Communauté financière

Interview - Yves Dubief, président, Union des industries textiles

«Le budget 2019 doit envoyer un signal fort aux entreprises industrielles.»

Option Finance - 18 juin 2018 - Propos recueillis par Alexandra Milleret

Fiscalité

Yves Dubief, président, Union des industries textiles
Union des industries textiles

La mission sur la fiscalité de production qui vous a été confiée par Bruno Le Maire et Philippe Varin, vice-président du Conseil national de l’industrie (CNI), en février dernier, a présenté ses conclusions le 28 mai au Premier ministre. Quels en sont les grands enseignements ?

Notre mission consistait à faire le constat des impôts de production en France, de voir leur évolution, de faire une comparaison avec les autres pays européens et d’émettre quelques propositions en vue d’alléger ces impôts afin que les entreprises gagnent en compétitivité.

A la suite de nos nombreuses auditions avec les partenaires sociaux, les représentants des organisations professionnelles et des collectivités territoriales, quelques entreprises industrielles ou exposées à la concurrence internationale, nous avons pu faire plusieurs constats.

D’abord, ces impôts de production représentent 72 milliards d’euros de prélèvement sur les trésoreries des entreprises, soit 3,2 points de PIB alors que la moyenne européenne est de 1,6 et que l’Allemagne est à 0,6. Par ailleurs, ces dernières années ont été marquées par une augmentation de cette fiscalité nettement supérieure à l’inflation et très ciblée sur l’industrie. Enfin, nous notons que les bases variables constituant les impôts de production telles que les valeurs locatives pour la cotisation foncière des entreprises (CFE), le chiffre d’affaires pour la contribution sociale de solidarité des sociétés (C3S) ou la valeur ajoutée pour la cotisation sur la valeur ajoutée des entreprises (CVAE) sont indépendantes de la réalité économique et de la richesse dégagée par les entreprises. Elles sont donc très éloignées des bases comme celles de l’impôt sur les sociétés (IS).
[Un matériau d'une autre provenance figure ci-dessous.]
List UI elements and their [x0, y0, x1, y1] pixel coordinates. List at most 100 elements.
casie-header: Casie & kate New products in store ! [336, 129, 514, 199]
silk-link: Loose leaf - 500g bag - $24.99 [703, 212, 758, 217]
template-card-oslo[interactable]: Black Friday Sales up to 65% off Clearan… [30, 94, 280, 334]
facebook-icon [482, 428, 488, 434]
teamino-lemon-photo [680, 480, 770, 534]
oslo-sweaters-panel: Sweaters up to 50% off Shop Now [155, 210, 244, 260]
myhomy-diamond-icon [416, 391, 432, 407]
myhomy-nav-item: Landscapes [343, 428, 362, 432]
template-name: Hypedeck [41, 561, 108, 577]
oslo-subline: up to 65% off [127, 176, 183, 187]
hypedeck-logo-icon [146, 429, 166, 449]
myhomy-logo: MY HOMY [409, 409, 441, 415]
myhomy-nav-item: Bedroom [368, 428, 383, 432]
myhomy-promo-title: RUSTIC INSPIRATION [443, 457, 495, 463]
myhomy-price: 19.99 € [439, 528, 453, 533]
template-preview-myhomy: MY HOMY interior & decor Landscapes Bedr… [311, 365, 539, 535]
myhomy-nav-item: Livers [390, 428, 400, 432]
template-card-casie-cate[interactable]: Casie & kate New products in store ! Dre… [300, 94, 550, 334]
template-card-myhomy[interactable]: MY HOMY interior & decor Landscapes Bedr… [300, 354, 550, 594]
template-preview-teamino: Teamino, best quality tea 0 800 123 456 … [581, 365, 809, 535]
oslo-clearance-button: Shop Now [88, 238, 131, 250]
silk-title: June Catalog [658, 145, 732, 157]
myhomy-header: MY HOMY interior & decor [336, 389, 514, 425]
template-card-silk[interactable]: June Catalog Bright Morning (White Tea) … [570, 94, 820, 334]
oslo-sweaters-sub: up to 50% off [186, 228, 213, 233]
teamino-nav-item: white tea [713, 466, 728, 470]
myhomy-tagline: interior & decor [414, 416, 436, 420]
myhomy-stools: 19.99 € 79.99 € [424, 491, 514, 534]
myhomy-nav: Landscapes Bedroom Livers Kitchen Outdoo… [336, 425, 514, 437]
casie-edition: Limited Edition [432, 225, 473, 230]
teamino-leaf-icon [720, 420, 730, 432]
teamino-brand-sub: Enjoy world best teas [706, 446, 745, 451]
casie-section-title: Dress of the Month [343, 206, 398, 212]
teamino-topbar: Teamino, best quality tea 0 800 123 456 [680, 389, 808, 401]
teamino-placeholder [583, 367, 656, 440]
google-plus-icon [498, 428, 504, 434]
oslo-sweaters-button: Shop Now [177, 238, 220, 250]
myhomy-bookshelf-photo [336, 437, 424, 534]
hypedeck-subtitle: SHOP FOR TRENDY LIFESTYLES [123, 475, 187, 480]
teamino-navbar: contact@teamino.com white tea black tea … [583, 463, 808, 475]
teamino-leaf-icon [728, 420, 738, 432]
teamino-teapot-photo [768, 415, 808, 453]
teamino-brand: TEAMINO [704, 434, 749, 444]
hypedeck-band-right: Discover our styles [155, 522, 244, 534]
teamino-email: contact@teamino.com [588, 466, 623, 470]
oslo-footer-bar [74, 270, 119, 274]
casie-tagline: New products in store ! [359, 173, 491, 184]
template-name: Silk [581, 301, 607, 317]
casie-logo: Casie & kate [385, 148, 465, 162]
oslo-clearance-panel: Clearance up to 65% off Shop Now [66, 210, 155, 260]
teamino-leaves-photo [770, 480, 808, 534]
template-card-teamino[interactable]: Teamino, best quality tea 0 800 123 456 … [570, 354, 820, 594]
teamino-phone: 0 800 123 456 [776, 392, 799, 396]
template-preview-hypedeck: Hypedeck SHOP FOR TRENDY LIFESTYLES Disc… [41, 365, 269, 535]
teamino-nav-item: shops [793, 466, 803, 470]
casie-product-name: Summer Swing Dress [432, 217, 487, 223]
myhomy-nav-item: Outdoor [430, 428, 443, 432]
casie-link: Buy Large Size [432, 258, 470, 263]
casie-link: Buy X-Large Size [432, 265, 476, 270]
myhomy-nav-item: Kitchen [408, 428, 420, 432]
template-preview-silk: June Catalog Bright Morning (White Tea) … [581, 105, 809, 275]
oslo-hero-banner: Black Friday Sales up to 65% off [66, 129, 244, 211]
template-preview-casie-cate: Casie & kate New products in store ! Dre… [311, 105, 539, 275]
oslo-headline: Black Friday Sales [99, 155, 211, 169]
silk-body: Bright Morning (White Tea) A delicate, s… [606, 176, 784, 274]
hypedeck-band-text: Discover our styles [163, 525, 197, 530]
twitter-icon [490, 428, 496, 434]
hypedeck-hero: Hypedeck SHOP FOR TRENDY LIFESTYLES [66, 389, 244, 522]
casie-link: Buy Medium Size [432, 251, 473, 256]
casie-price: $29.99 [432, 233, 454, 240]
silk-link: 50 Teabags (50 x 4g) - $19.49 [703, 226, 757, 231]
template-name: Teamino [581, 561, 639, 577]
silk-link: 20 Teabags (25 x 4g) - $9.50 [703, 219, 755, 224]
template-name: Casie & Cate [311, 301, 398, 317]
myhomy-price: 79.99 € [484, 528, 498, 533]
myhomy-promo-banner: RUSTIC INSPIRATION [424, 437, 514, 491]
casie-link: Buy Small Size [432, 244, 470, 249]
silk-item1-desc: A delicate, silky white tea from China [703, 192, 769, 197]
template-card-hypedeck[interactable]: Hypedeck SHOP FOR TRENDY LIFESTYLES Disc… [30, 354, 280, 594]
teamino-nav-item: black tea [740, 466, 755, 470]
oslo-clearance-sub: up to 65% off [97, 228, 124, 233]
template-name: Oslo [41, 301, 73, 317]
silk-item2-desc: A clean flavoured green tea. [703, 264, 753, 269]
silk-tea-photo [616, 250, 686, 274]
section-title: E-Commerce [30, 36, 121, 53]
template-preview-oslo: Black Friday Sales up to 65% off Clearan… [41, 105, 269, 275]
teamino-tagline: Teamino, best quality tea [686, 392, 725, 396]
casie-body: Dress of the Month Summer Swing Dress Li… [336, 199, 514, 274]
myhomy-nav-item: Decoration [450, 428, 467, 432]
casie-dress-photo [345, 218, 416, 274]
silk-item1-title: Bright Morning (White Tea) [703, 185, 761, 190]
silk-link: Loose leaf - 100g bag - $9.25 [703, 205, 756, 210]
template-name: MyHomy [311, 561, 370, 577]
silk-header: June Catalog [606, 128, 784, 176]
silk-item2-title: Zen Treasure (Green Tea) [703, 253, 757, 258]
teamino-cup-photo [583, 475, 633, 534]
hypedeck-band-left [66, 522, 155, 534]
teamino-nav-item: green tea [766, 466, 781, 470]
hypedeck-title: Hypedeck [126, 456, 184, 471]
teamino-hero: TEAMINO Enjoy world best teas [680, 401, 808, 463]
Après ce constat, qu’a proposé votre mission ?

Notre rapport formule plusieurs propositions. D’abord, nous pensions que l’une d’entre elles pouvait figurer dans le prochain projet de loi de finances pour 2019 (PLF2019). Il s’agissait de l’abattement de 30 % prévu légalement pour les valeurs locatives de la CFE. Nous proposions de le porter à 50 % afin de réduire cette pression fiscale pour les entreprises industrielles. Nos autres mesures s’inscrivaient à partir de 2020 jusqu’en 2022. Elles étaient de trois ordres : une baisse de 3 % à 2 % de la valeur ajoutée du plafond de la contribution économique territoriale (CET est la somme de la CFE et de la CVAE) ; une suppression totale et définitive de la C3S, qui n’existe plus que pour les entreprises qui font plus de 19 millions d’euros de chiffre d’affaires ; une baisse du taux de la CVAE de 1,5 % à 1,25 %.

Toutefois, le Premier ministre, Edouard Philippe, lors de la présentation de nos conclusions le 28 mai dernier, a expliqué que l’Etat ne disposait pas de marges de manœuvre pour mettre en place ces propositions d’un coût estimé à 12 milliards d’euros. Il a également annoncé que la future loi Pacte comporterait des mesures destinées à réduire de près d’1 milliard les impôts de production, notamment grâce à la suppression du forfait social pour les entreprises de moins de 250 salariés, à la hausse du seuil du Fonds national au logement (FNAL ou 1 % logement) qui passerait de 20 à 50 salariés.


Quelle a été votre réaction face aux réponses du Premier ministre ?


Certes, nous sommes satisfaits que le sujet des impôts de production ait été abordé et que le constat soit partagé. Pour autant, nous sommes déçus. Avant la réponse du Premier ministre, nous avions déjà remarqué que notre mission avait suscité un grand enthousiasme de la part des personnes auditionnées. Aussi, nous espérions que le gouvernement mènerait des actions à la hauteur de leurs espoirs. Ce n’est pas le cas. Le gouvernement doit donc aller plus loin dès 2019. Le PLF 2019 doit envoyer un signal fort aux entreprises industrielles.